Conservatives Continue To Lead In Pre-Election British Polling
With just days to go before the election, Boris Johnson's Conservative Party appears headed for a win that should allow him to finish Brexit.
In just four days, the United Kingdom heads to the polls for its third election in four years, one in which the fate of the nation’s exit from the United Kingdom could be decided. If the polls are to be believed, Boris Johnson and the Conservative Party appear headed for a win that will increase their position in the House of Commons:
Prime Minister Boris Johnson is heading into Britain’s election next week with a lead in opinion polls, but some of the surveys also suggest that his chance of winning a parliamentary majority could be too close to call.
Four opinion polls published on Saturday put the lead of Johnson’s Conservative Party over the main opposition Labour Party at between eight and 15 points, five days before the Dec. 12 national election.
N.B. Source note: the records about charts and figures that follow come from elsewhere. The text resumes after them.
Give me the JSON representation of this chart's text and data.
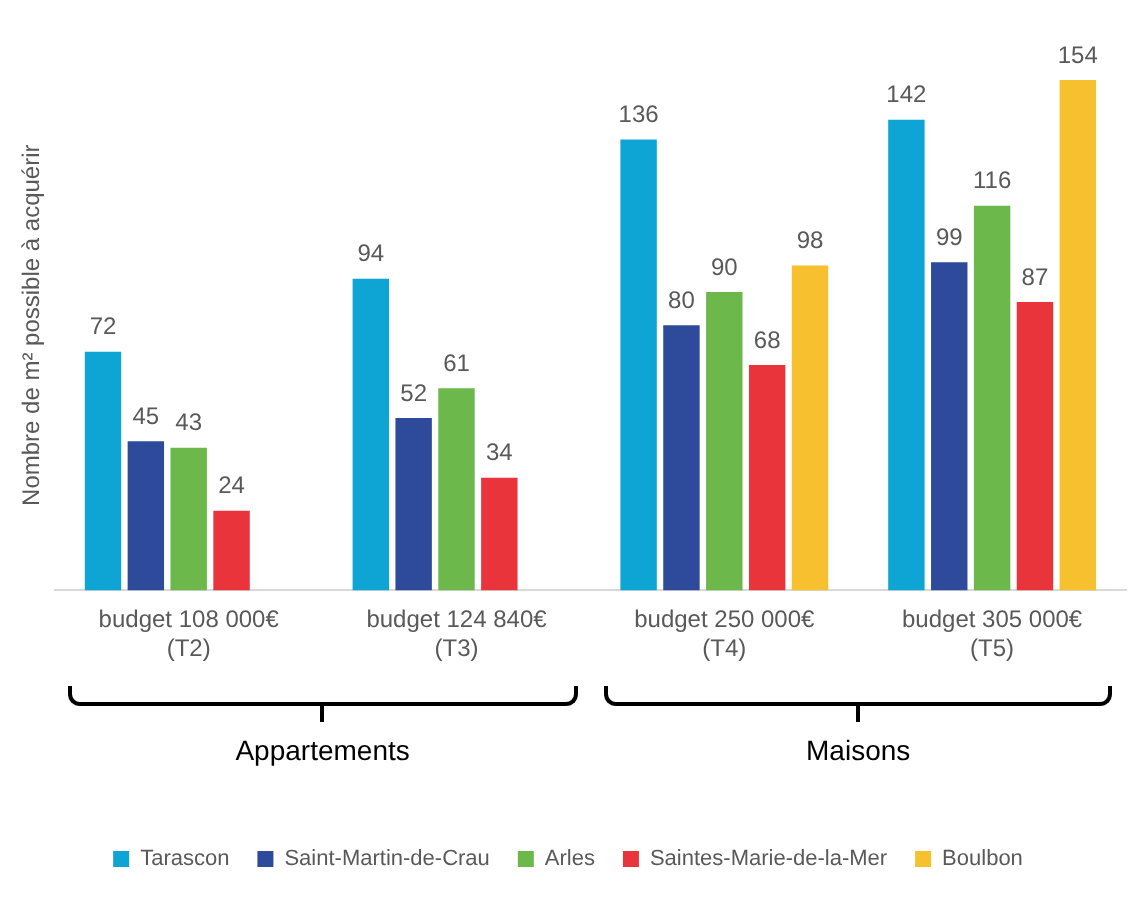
{
  "chart_data": {
    "type": "bar",
    "ylabel": "Nombre de m² possible à acquérir",
    "categories": [
      "budget 108 000€\n(T2)",
      "budget 124 840€\n(T3)",
      "budget 250 000€\n(T4)",
      "budget 305 000€\n(T5)"
    ],
    "series": [
      {
        "name": "Tarascon",
        "color": "#0ea5d5",
        "values": [
          72,
          94,
          136,
          142
        ]
      },
      {
        "name": "Saint-Martin-de-Crau",
        "color": "#2e4a9a",
        "values": [
          45,
          52,
          80,
          99
        ]
      },
      {
        "name": "Arles",
        "color": "#6cb84a",
        "values": [
          43,
          61,
          90,
          116
        ]
      },
      {
        "name": "Saintes-Marie-de-la-Mer",
        "color": "#e8343a",
        "values": [
          24,
          34,
          68,
          87
        ]
      },
      {
        "name": "Boulbon",
        "color": "#f6c02f",
        "values": [
          null,
          null,
          98,
          154
        ]
      }
    ],
    "data_labels": true,
    "grid": false,
    "legend": "bottom",
    "annotations": [
      "Appartements",
      "Maisons"
    ]
  }
}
At the lowest end of that range, Johnson cannot count on winning the majority in parliament he needs to take Britain out of the European Union by Jan. 31, especially if voters choose to put aside their usual allegiances to vote tactically over Brexit.
Polling firm Savanta ComRes said Johnson’s lead over Labour had shrunk to eight points from 10 in a previous poll published on Wednesday – the tightest margin of Saturday’s four surveys.
Its head of politics, Chris Hopkins, said the final few days of the campaign could be crucial.
“The margins are incredibly tight,” he said. “The Conservative lead over Labour dropping or increasing by one or two points could be the difference between a hung parliament and a sizeable Conservative majority.”
The election pits Johnson’s plan to get Brexit done next month against Labour’s call for a second referendum on a new Brexit deal under its veteran socialist leader Jeremy Corbyn.
Looking at the poll-trackers from Politico, The Economist, and Britain Elects, the averages all have the Conservatives leading by roughly ten points. These three poll trackers all show the Conservatives garnering anywhere between 44% and 42% of the national vote, followed by Labour which is garnering between 33% and 32%. After Labour, the Liberal Democrats, the only national party with an anti-Brexit platform is polling around 12%, which is below where it stood before the election campaign began. Meanwhile, Nigel Farage’s Brexit Party, which at one point was ahead of the Lib Dems for third place in the national polls, is down to 2-3% in national polling. Beyond that, of course, there are regional parties such as the Scottish National Party and the Democratic Unionist Party which are strong forces in their respective regions of Scotland and Northern Ireland but aren’t really having an impact on the polls nationally.
With just days to go until Election Day, it’s obviously possible that the situation surrounding the election could change in some way that could have a huge impact on the outcome. It’s also worth noting that using national polling to predict the final composition of the House of Commons is far from being an exact science. We saw this in the 2015 and 2017 General Elections and in connection with the 2016 Brexit Election when pre-election polls did not even come close to accurately predicting the outcome of the respective races. Notwithstanding all of that, though, it is beginning to look as though Boris Johnson’s election gamble will pay off and that, at the very least, he will end up with a solid enough majority to push his Brexit bill through Parliament well before the January 31st deadline.